Recent Equipment Thefts Bring Data Encryption Issue to the Forefront
Cybersecurity is a hot topic at board meetings; the healthcare industry is under attack and cybersecurity defenses must be improved. While boards may be preoccupied with the threat from hackers – it is often perceived to be the biggest cause of HIPAA breaches – it is important not to forget about lower-tech attacks. Hackers are breaking through healthcare providers defenses to obtain PHI, but there are easier ways for thieves to obtain data: A fact that has certainly not been overlooked by the criminal fraternity.
Theft of equipment containing Protected Health Information is also a major cause of HIPAA breaches, in spite of affordable technology existing to prevent data disclosure.
Healthcare Providers Must Tackle Device Loss and Theft
The spate of recent thefts reported by healthcare providers and health plans shows that while cybercriminal activity is on the rise, theft of devices containing unencrypted PHI is keeping pace. The risk of HIPAA breaches from the theft and loss of equipment simply cannot be ignored. It is an ever-present threat.
Current figures may suggest that loss/theft is the major cause of breaches, and alarmingly 40% of healthcare providers do not appear to be using a data encryption service on their portable devices.
May/June Data Breaches Resulting from Theft
|Covered Entity||Nº Records|
|Oregon’s Health CO-OP||14000|
|Fred Finch Youth Center||6871|
|St. Martin Parish School Based Health Centers||3000|
|Rite Aid Corporation||2345|
|Sharon J. Jones, M.D.||1342|
|Gallant Risk & Insurance Services, Inc.||995|
|Success 4 Kids & Families, Inc.||506|
Don’t Forget the HIPAA Physical Safeguards
Physical controls cover basic security measures to prevent opportunistic theft of records and equipment used to store ePHI. The physical safeguards are detailed in our HIPAA compliance guide in more detail and can be found on the HHS website (here). Some are obvious like keeping record-facilities locked, but it surprising how often simple security measures are ignored or forgotten.
Holders of paper files should keep them in locked filing cabinets and/or in a locked storage room. They should never be on display. Recently the DHHS’ Office of the Inspector General discovered the U.S Coastguard failed to apply most fundamental of security measures.
Security guards may be required if the risk of burglary and data theft is particularly high. The employment of a security guard at the office of Sharon J Jones, M.D, after a double burglary, resulted in the thwarting of a third break-in.

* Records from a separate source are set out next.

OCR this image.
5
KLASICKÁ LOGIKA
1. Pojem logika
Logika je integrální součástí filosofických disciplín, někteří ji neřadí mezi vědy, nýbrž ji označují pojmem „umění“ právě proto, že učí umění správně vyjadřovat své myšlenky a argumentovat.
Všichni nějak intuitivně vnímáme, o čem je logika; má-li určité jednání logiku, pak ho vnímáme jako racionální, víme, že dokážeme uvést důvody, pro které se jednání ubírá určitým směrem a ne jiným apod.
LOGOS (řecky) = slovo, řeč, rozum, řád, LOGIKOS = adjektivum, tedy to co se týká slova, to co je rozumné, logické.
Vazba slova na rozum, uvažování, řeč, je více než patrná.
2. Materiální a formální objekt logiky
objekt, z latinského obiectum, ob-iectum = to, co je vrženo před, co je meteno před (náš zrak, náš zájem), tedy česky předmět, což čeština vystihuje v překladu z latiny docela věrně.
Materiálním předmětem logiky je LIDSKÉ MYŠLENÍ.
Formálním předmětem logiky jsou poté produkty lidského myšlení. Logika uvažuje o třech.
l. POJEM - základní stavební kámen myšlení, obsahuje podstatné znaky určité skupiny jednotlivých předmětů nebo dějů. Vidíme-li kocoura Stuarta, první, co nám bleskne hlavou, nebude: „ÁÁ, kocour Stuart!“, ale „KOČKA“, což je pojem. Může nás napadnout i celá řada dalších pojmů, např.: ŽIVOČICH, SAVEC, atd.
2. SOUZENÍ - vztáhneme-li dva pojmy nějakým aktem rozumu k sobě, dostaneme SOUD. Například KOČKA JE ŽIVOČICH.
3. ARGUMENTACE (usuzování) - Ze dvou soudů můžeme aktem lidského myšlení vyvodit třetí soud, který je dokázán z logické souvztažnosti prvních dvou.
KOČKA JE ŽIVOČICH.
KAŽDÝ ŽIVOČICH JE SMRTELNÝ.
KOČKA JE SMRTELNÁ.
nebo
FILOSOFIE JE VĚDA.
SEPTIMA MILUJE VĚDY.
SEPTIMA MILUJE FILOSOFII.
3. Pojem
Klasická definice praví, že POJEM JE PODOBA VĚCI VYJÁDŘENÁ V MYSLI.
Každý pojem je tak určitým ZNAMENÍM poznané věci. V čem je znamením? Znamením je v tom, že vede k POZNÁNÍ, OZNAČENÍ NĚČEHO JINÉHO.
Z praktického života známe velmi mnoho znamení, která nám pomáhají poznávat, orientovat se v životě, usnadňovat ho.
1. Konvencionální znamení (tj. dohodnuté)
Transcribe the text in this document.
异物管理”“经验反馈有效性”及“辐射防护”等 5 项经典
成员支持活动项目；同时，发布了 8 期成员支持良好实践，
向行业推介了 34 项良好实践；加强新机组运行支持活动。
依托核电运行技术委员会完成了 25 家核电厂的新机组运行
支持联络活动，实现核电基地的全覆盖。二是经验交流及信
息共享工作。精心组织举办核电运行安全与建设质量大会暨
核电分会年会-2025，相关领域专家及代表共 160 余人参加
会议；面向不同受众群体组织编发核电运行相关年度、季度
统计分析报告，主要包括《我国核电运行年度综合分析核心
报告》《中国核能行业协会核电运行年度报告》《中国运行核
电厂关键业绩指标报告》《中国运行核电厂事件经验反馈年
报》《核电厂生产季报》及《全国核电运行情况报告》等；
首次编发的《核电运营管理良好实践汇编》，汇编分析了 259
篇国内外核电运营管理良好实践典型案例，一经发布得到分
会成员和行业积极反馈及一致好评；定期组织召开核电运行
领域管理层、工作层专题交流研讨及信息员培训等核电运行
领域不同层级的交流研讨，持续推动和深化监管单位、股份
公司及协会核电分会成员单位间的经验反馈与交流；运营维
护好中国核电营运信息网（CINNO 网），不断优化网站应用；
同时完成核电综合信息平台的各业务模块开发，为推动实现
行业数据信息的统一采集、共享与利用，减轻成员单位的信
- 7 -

Often simple protections can be overlooked and vulnerabilities missed, and the recent spate of theft reports suggest that basic security measures are lacking at many covered entities’ facilities.
With the OCR HIPAA compliance audit process now having begun, it is a good time to go back to basics and conduct a full risk analysis and to ensure that all potential vulnerabilities are identified.
It is far better to identify vulnerabilities – and take action to correct them – than to have them uncovered by an OCR auditor when the compliance audits recommence.